Israel vai fechar, nesta terça e quarta-feira, as passagens por onde entra ajuda humanitária na Faixa de Gaza, o que deve agravar ainda mais a situação dos cerca de dois milhões de palestinos que vivem no território.
“Informamos que as passagens fronteiriças entre Israel e a Faixa de Gaza permanecerão fechadas nesta terça e quarta-feira (21 e 22 de abril) por ocasião do Dia Nacional da Memória e do Dia da Independência de Israel”, informou, em comunicado, o COGAT, órgão militar israelense responsável pela administração dos territórios palestinos ocupados.
O COGAT ressaltou que, mesmo com o fechamento, continuará o trabalho de distribuição da ajuda humanitária que já está dentro de Gaza.
O órgão já havia interrompido o funcionamento das passagens durante as festividades judaicas da Páscoa, no início de abril. Além disso, também fechou os acessos no começo da guerra com o Irã, em 28 de fevereiro, por dois dias — com exceção da passagem de Rafah, na fronteira com o Egito, utilizada para evacuações médicas de palestinos.
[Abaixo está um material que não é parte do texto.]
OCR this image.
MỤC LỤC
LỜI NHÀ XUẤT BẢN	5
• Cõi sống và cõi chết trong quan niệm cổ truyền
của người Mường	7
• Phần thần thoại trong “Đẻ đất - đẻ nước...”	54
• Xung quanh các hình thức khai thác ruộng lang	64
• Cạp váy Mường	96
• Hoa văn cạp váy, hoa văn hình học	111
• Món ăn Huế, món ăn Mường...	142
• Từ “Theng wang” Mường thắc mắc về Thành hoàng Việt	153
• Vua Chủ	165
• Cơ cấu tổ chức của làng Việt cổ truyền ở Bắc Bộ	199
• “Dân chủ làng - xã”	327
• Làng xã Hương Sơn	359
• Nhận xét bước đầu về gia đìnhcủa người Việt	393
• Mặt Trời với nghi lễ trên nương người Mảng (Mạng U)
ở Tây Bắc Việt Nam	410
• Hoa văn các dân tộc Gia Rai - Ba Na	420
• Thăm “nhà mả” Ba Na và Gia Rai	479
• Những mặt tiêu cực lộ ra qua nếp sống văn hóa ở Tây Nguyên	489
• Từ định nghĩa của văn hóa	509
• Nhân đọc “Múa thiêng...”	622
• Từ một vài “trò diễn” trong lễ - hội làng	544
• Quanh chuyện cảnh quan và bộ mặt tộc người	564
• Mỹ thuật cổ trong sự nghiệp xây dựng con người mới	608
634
Essa passagem só foi reaberta em 18 de março.
Segundo o COGAT, cerca de 600 caminhões entram diariamente em Gaza, mas apenas aproximadamente 120 são de agências humanitárias. O restante corresponde a cargas comerciais, que a maioria da população local não tem condições de pagar.
Em 7 de outubro de 2023, um ataque do grupo islamista palestino Hamas em Israel deixou cerca de 1.200 mortos, a maioria civis, além de 251 pessoas sequestradas.
Em resposta, Israel iniciou uma ampla operação militar na Faixa de Gaza, que já causou mais de 72 mil mortes, segundo autoridades locais controladas pelo Hamas. O conflito também provocou a destruição de grande parte da infraestrutura do território e o deslocamento forçado de centenas de milhares de pessoas.
Um cessar-fogo entrou em vigor em 10 de outubro de 2025, mas, de acordo com um relatório elaborado por cinco organizações não governamentais com participação da França, Israel não estaria cumprindo compromissos relacionados à entrada de ajuda humanitária, reconstrução, proteção de civis, liberdade de circulação e autogoverno.
Desde o início da trégua, Israel e Hamas trocam acusações de violações do acordo. Segundo o Ministério da Saúde de Gaza, ligado ao Hamas, ataques israelenses já causaram 777 mortes e 2.193 feridos nesse período, incluindo mais de 180 crianças.